Obama’s connections to the Jewish community date to his days in Hyde Park, that rarified elite enclave on Chicago’s South Side. The Obama family moved in across the road from a prominent Reform synagogue, whose rabbi, Arnold Jacob Wolf, shared Obama’s radical politics and was an early supporter. Obama’s community organizing introduced him to other left-wing Jews. In the Illinois State Senate office he shared an office with Ira Silverstein, a rare Orthodox Jewish Democrat.
In sum, Obama’s “Jewishness,” such as it is, is of a liberal political nature. He does not understand the Jewish connection to Israel: the story he told the Jewish congregation about his youthful admiration for Israel’s socialist pioneers is likely a fabrication, having no basis in either of the memoirs that he wrote about himself or the biographies written about him. And his own thin religious convictions provide no real basis for connecting to the rich spiritual legacy of traditional Judaism.
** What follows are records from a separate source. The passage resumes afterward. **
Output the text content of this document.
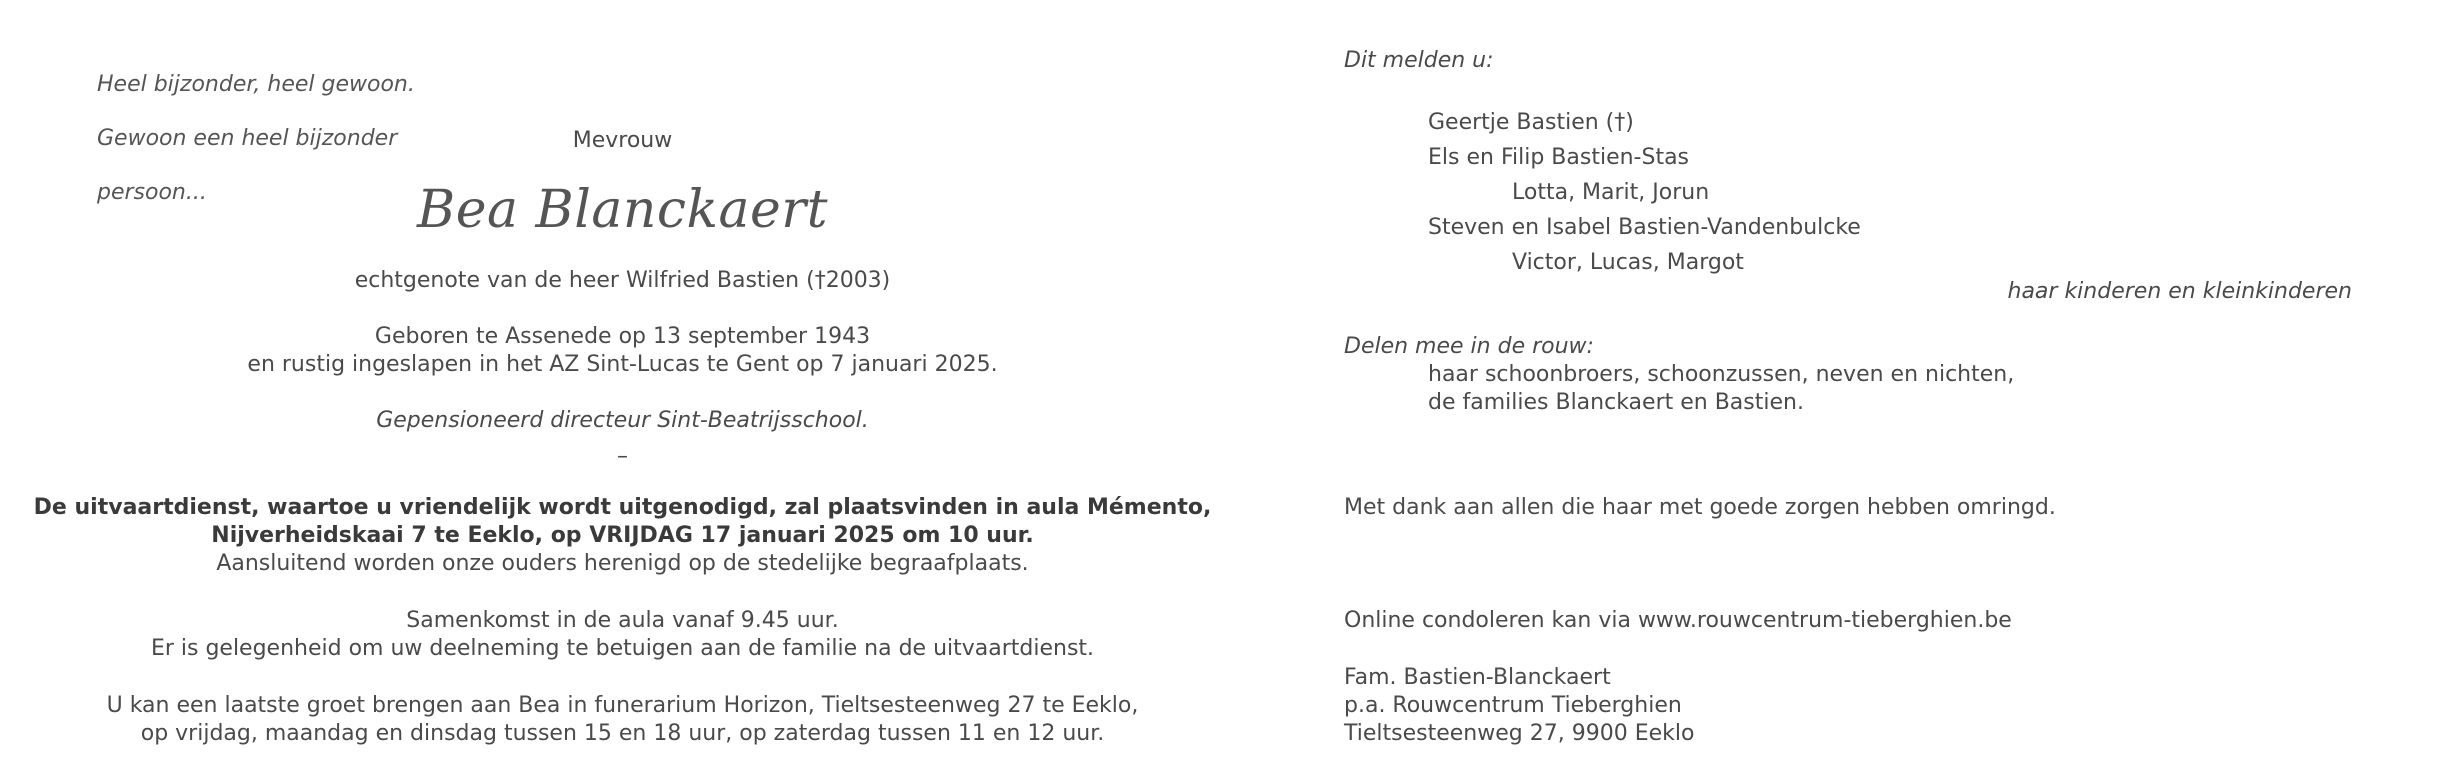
Heel bijzonder, heel gewoon.

Gewoon een heel bijzonder

persoon...

Mevrouw
Bea Blanckaert
echtgenote van de heer Wilfried Bastien (†2003)
Geboren te Assenede op 13 september 1943
en rustig ingeslapen in het AZ Sint-Lucas te Gent op 7 januari 2025.
Gepensioneerd directeur Sint-Beatrijsschool.
–
De uitvaartdienst, waartoe u vriendelijk wordt uitgenodigd, zal plaatsvinden in aula Mémento,
Nijverheidskaai 7 te Eeklo, op VRIJDAG 17 januari 2025 om 10 uur.
Aansluitend worden onze ouders herenigd op de stedelijke begraafplaats.
Samenkomst in de aula vanaf 9.45 uur.
Er is gelegenheid om uw deelneming te betuigen aan de familie na de uitvaartdienst.
U kan een laatste groet brengen aan Bea in funerarium Horizon, Tieltsesteenweg 27 te Eeklo,
op vrijdag, maandag en dinsdag tussen 15 en 18 uur, op zaterdag tussen 11 en 12 uur.
Dit melden u:
Geertje Bastien (†)
Els en Filip Bastien-Stas
Lotta, Marit, Jorun
Steven en Isabel Bastien-Vandenbulcke
Victor, Lucas, Margot
haar kinderen en kleinkinderen
Delen mee in de rouw:
haar schoonbroers, schoonzussen, neven en nichten,
de families Blanckaert en Bastien.
Met dank aan allen die haar met goede zorgen hebben omringd.
Online condoleren kan via www.rouwcentrum-tieberghien.be
Fam. Bastien-Blanckaert
p.a. Rouwcentrum Tieberghien
Tieltsesteenweg 27, 9900 Eeklo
Obama is able to convince himself that is “the closest thing to a Jew” to be president because, as Ben Shapiro has noted, he sees himself, and his virtue, reflected in everything. This is a man, after all, who said: “I think that I’m a better speechwriter than my speechwriters. I know more about policies on any particular issue than my policy directors. And I’ll tell you right now that I’m gonna think I’m a better political director than my political director.” More Jewish than the Jews, too.
He is also a man with little interest in history. Indeed, an ignorance of, and impatience with, the facts and lessons of history seems to be the consistent character flaw running throughout his administration, which is determined to pursue failed left-wing policies as if they have never been tried before, here or elsewhere. In this case, Obama seems totally oblivious to the fact that there were several presidents more “Jewish” than he, in ways more authentic than solidarity with the Jewish left.
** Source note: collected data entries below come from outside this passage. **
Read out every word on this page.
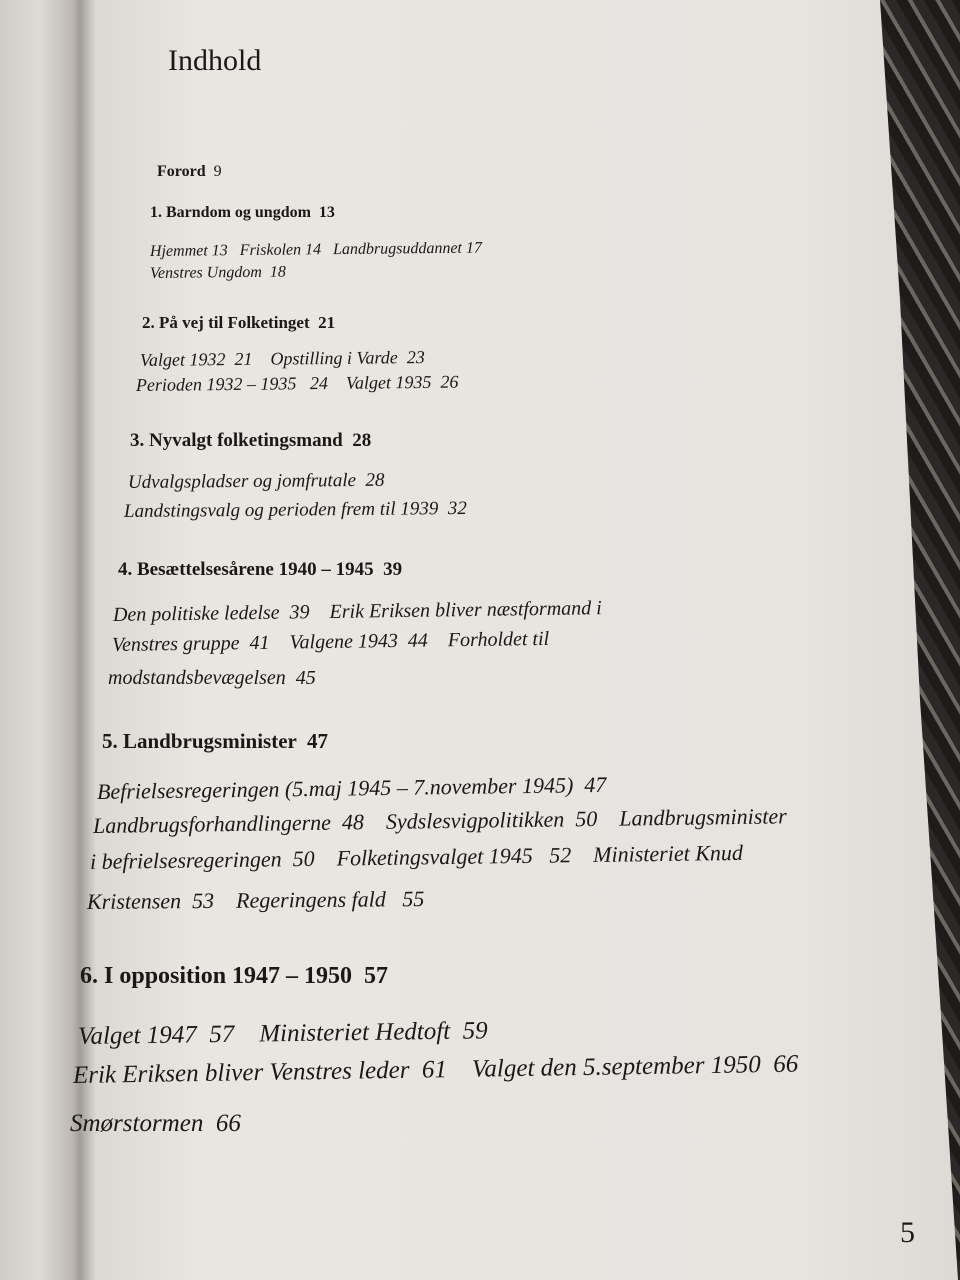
Indhold
Forord 9
1. Barndom og ungdom  13
Hjemmet 13   Friskolen 14   Landbrugsuddannet 17
Venstres Ungdom  18
2. På vej til Folketinget  21
Valget 1932  21    Opstilling i Varde  23
Perioden 1932 – 1935   24    Valget 1935  26
3. Nyvalgt folketingsmand  28
Udvalgspladser og jomfrutale  28
Landstingsvalg og perioden frem til 1939  32
4. Besættelsesårene 1940 – 1945  39
Den politiske ledelse  39    Erik Eriksen bliver næstformand i
Venstres gruppe  41    Valgene 1943  44    Forholdet til
modstandsbevægelsen  45
5. Landbrugsminister  47
Befrielsesregeringen (5.maj 1945 – 7.november 1945)  47
Landbrugsforhandlingerne  48    Sydslesvigpolitikken  50    Landbrugsminister
i befrielsesregeringen  50    Folketingsvalget 1945   52    Ministeriet Knud
Kristensen  53    Regeringens fald   55
6. I opposition 1947 – 1950  57
Valget 1947  57    Ministeriet Hedtoft  59
Erik Eriksen bliver Venstres leder  61    Valget den 5.september 1950  66
Smørstormen  66
5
As John Podhoretz (via Kevin Williamson) noted last time Obama made a similar claim:
James Madison and John Adams, who both read Hebrew, certainly knew more about Judaism than does Barack Obama. In fact, most educated Americans in the early days of our country probably knew more about Judaism….President Wilson, a nasty but well-educated man, appreciated as much when he spoke of the Hebrew commonwealth as a model for the American commonwealth.
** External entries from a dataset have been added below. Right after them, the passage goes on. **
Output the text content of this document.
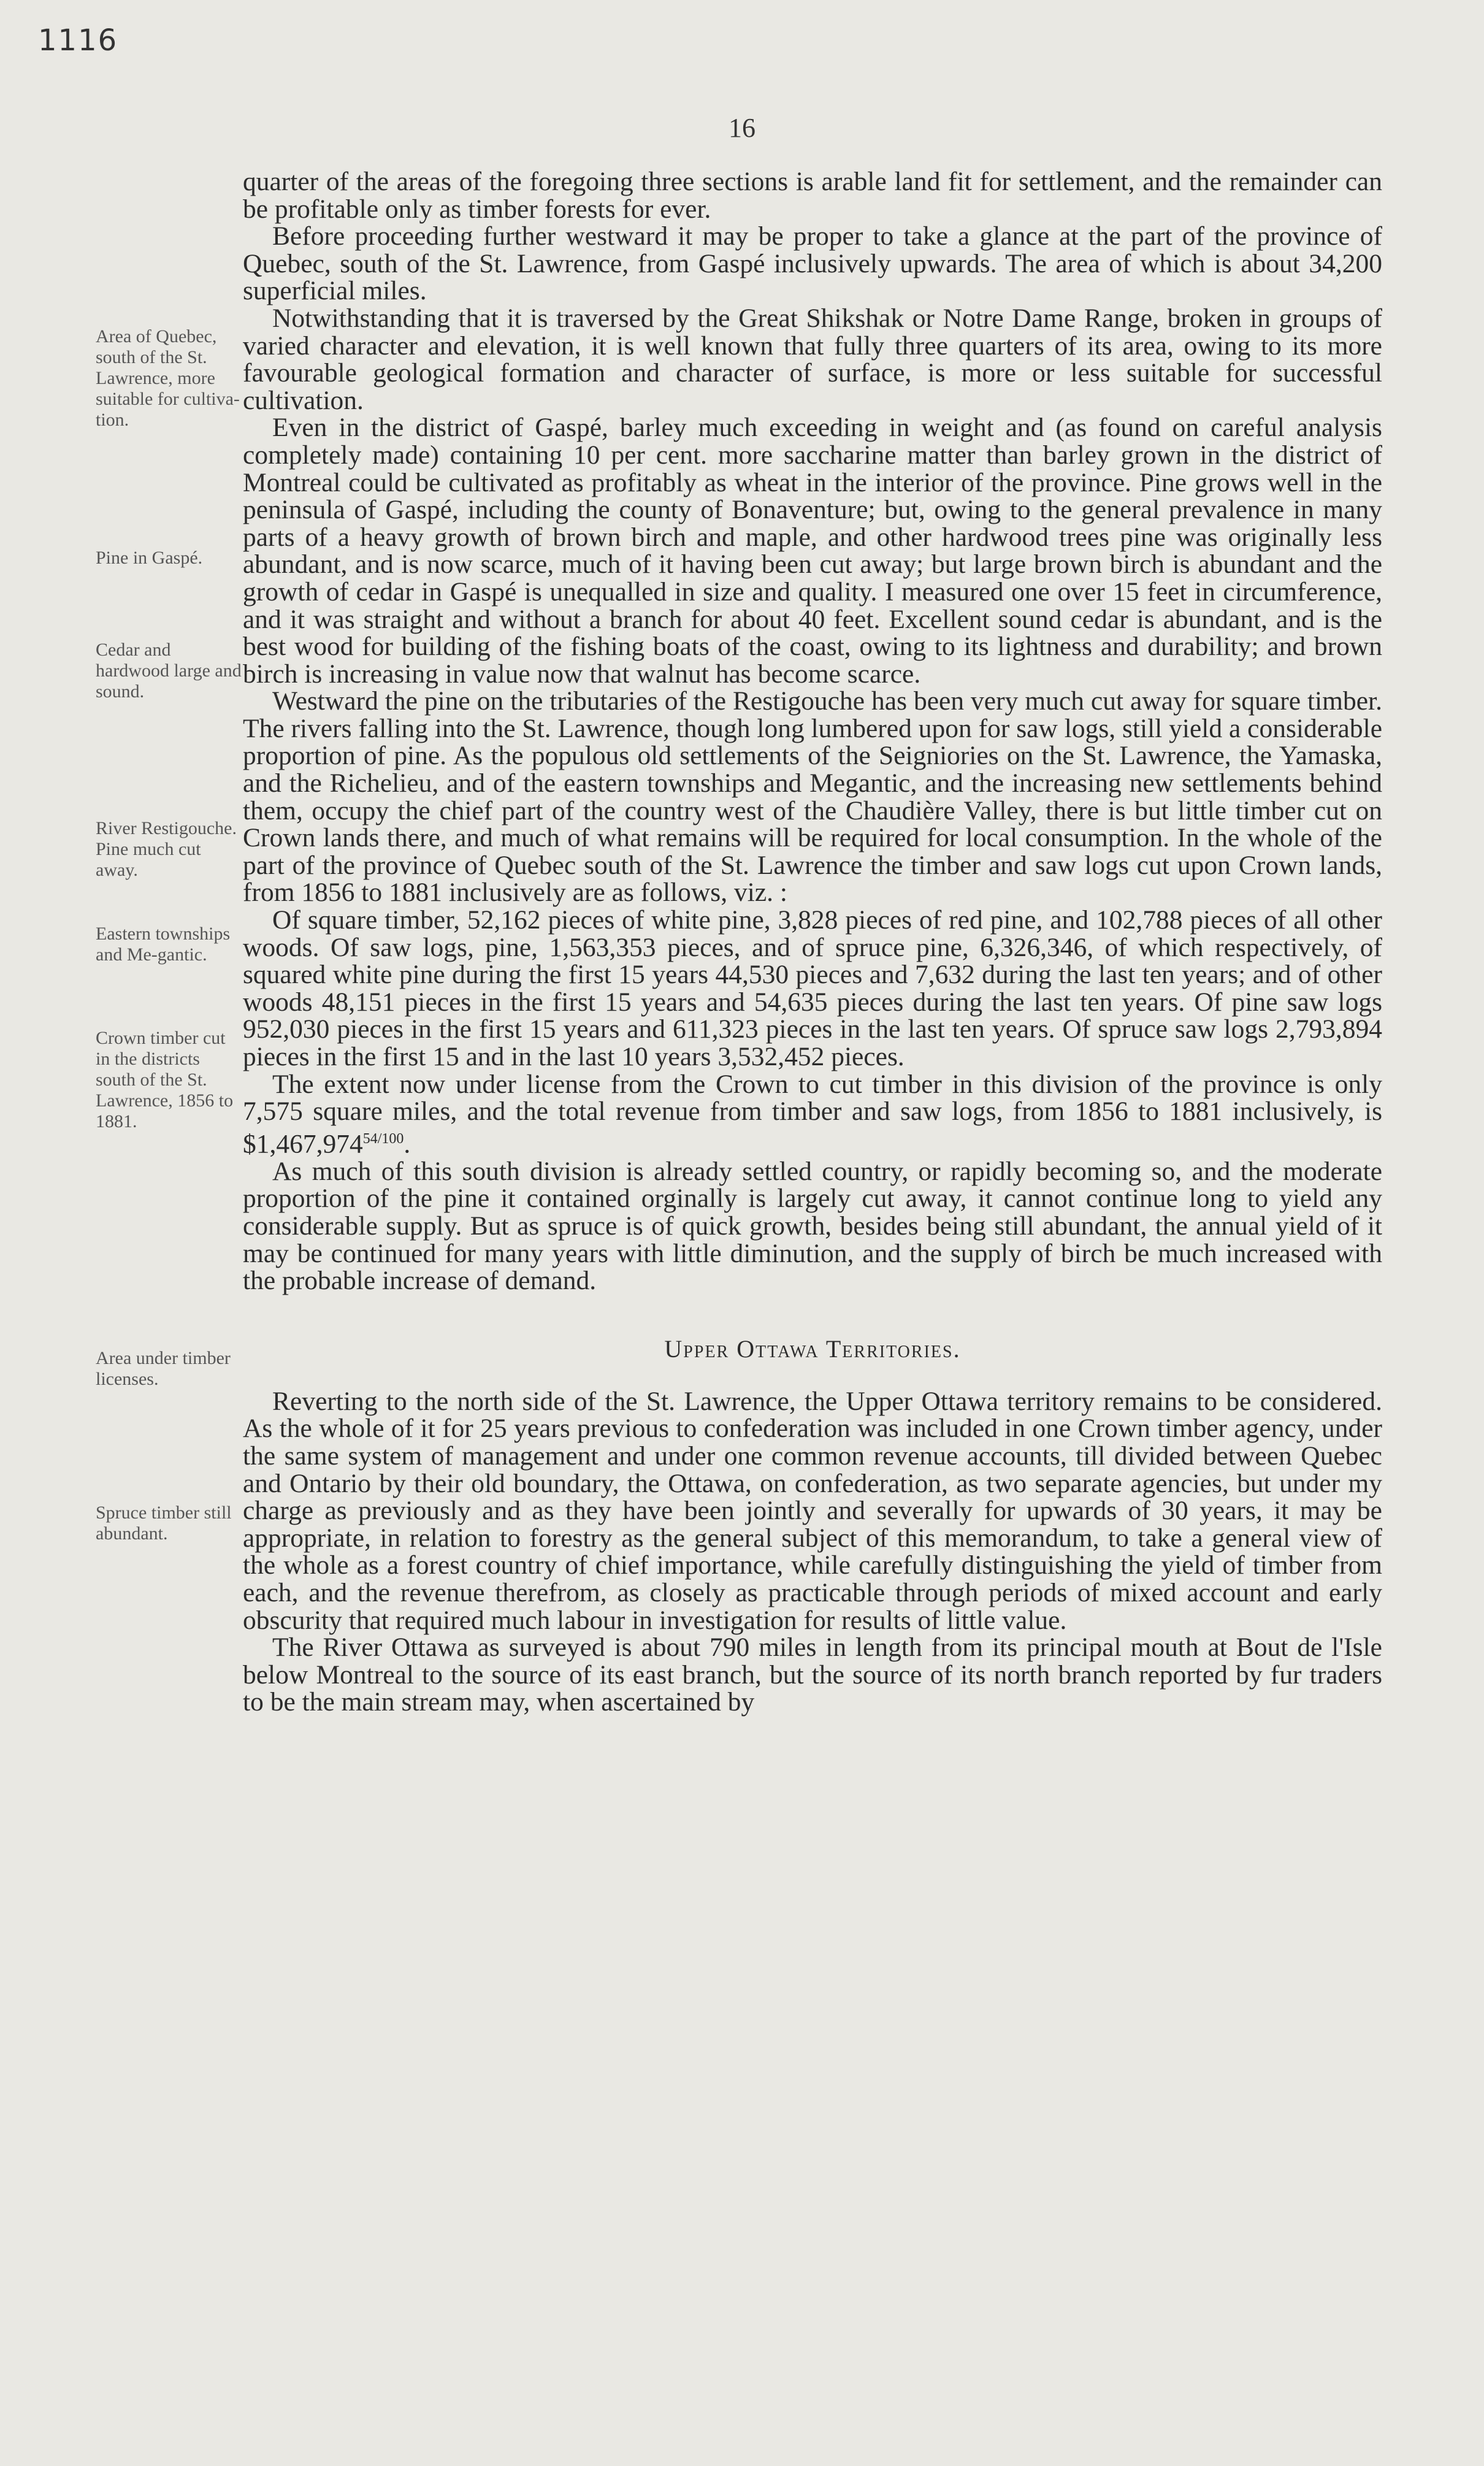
1116
16

Area of Quebec, south of the St. Lawrence, more suitable for cultiva-tion.

Pine in Gaspé.

Cedar and hardwood large and sound.

River Restigouche. Pine much cut away.

Eastern townships and Me-gantic.

Crown timber cut in the districts south of the St. Lawrence, 1856 to 1881.

Area under timber licenses.

Spruce timber still abundant.

quarter of the areas of the foregoing three sections is arable land fit for settlement, and the remainder can be profitable only as timber forests for ever.

Before proceeding further westward it may be proper to take a glance at the part of the province of Quebec, south of the St. Lawrence, from Gaspé inclusively upwards. The area of which is about 34,200 superficial miles.

Notwithstanding that it is traversed by the Great Shikshak or Notre Dame Range, broken in groups of varied character and elevation, it is well known that fully three quarters of its area, owing to its more favourable geological formation and character of surface, is more or less suitable for successful cultivation.

Even in the district of Gaspé, barley much exceeding in weight and (as found on careful analysis completely made) containing 10 per cent. more saccharine matter than barley grown in the district of Montreal could be cultivated as profitably as wheat in the interior of the province. Pine grows well in the peninsula of Gaspé, including the county of Bonaventure; but, owing to the general prevalence in many parts of a heavy growth of brown birch and maple, and other hardwood trees pine was originally less abundant, and is now scarce, much of it having been cut away; but large brown birch is abundant and the growth of cedar in Gaspé is unequalled in size and quality. I measured one over 15 feet in circumference, and it was straight and without a branch for about 40 feet. Excellent sound cedar is abundant, and is the best wood for building of the fishing boats of the coast, owing to its lightness and durability; and brown birch is increasing in value now that walnut has become scarce.

Westward the pine on the tributaries of the Restigouche has been very much cut away for square timber. The rivers falling into the St. Lawrence, though long lumbered upon for saw logs, still yield a considerable proportion of pine. As the populous old settlements of the Seigniories on the St. Lawrence, the Yamaska, and the Richelieu, and of the eastern townships and Megantic, and the increasing new settlements behind them, occupy the chief part of the country west of the Chaudière Valley, there is but little timber cut on Crown lands there, and much of what remains will be required for local consumption. In the whole of the part of the province of Quebec south of the St. Lawrence the timber and saw logs cut upon Crown lands, from 1856 to 1881 inclusively are as follows, viz. :

Of square timber, 52,162 pieces of white pine, 3,828 pieces of red pine, and 102,788 pieces of all other woods. Of saw logs, pine, 1,563,353 pieces, and of spruce pine, 6,326,346, of which respectively, of squared white pine during the first 15 years 44,530 pieces and 7,632 during the last ten years; and of other woods 48,151 pieces in the first 15 years and 54,635 pieces during the last ten years. Of pine saw logs 952,030 pieces in the first 15 years and 611,323 pieces in the last ten years. Of spruce saw logs 2,793,894 pieces in the first 15 and in the last 10 years 3,532,452 pieces.

The extent now under license from the Crown to cut timber in this division of the province is only 7,575 square miles, and the total revenue from timber and saw logs, from 1856 to 1881 inclusively, is $\$1,467,974^{54/100}$.

As much of this south division is already settled country, or rapidly becoming so, and the moderate proportion of the pine it contained orginally is largely cut away, it cannot continue long to yield any considerable supply. But as spruce is of quick growth, besides being still abundant, the annual yield of it may be continued for many years with little diminution, and the supply of birch be much increased with the probable increase of demand.

Upper Ottawa Territories.

Reverting to the north side of the St. Lawrence, the Upper Ottawa territory remains to be considered. As the whole of it for 25 years previous to confederation was included in one Crown timber agency, under the same system of management and under one common revenue accounts, till divided between Quebec and Ontario by their old boundary, the Ottawa, on confederation, as two separate agencies, but under my charge as previously and as they have been jointly and severally for upwards of 30 years, it may be appropriate, in relation to forestry as the general subject of this memorandum, to take a general view of the whole as a forest country of chief importance, while carefully distinguishing the yield of timber from each, and the revenue therefrom, as closely as practicable through periods of mixed account and early obscurity that required much labour in investigation for results of little value.

The River Ottawa as surveyed is about 790 miles in length from its principal mouth at Bout de l'Isle below Montreal to the source of its east branch, but the source of its north branch reported by fur traders to be the main stream may, when ascertained by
Chief among these was Madison, who studied, spoke and read the Hebrew language. Madison not only showed great religious tolerance towards America’s Jews, but also applied the lessons of ancient Jewish history–along with many other civilizations–when he devised a constitutional model that dispersed power among different branches of government, as the best Israelite kings did in circumscribing their own power, leaving religious affairs to independent priestly authorities.
Obama resists the separation of powers, as well as the fundamental Judeo-Christian idea that there are good and evil in the world and that it is not only possible, but necessary, to choose between them. He steadfastly refuses to do so, and believes he has restored America’s stature by yielding to the expansive ambitions of the world’s most evil regimes. On the Iranian front, that appeasement risks the future of Israel itself. Hardly what one might expect from the “first Jewish president.”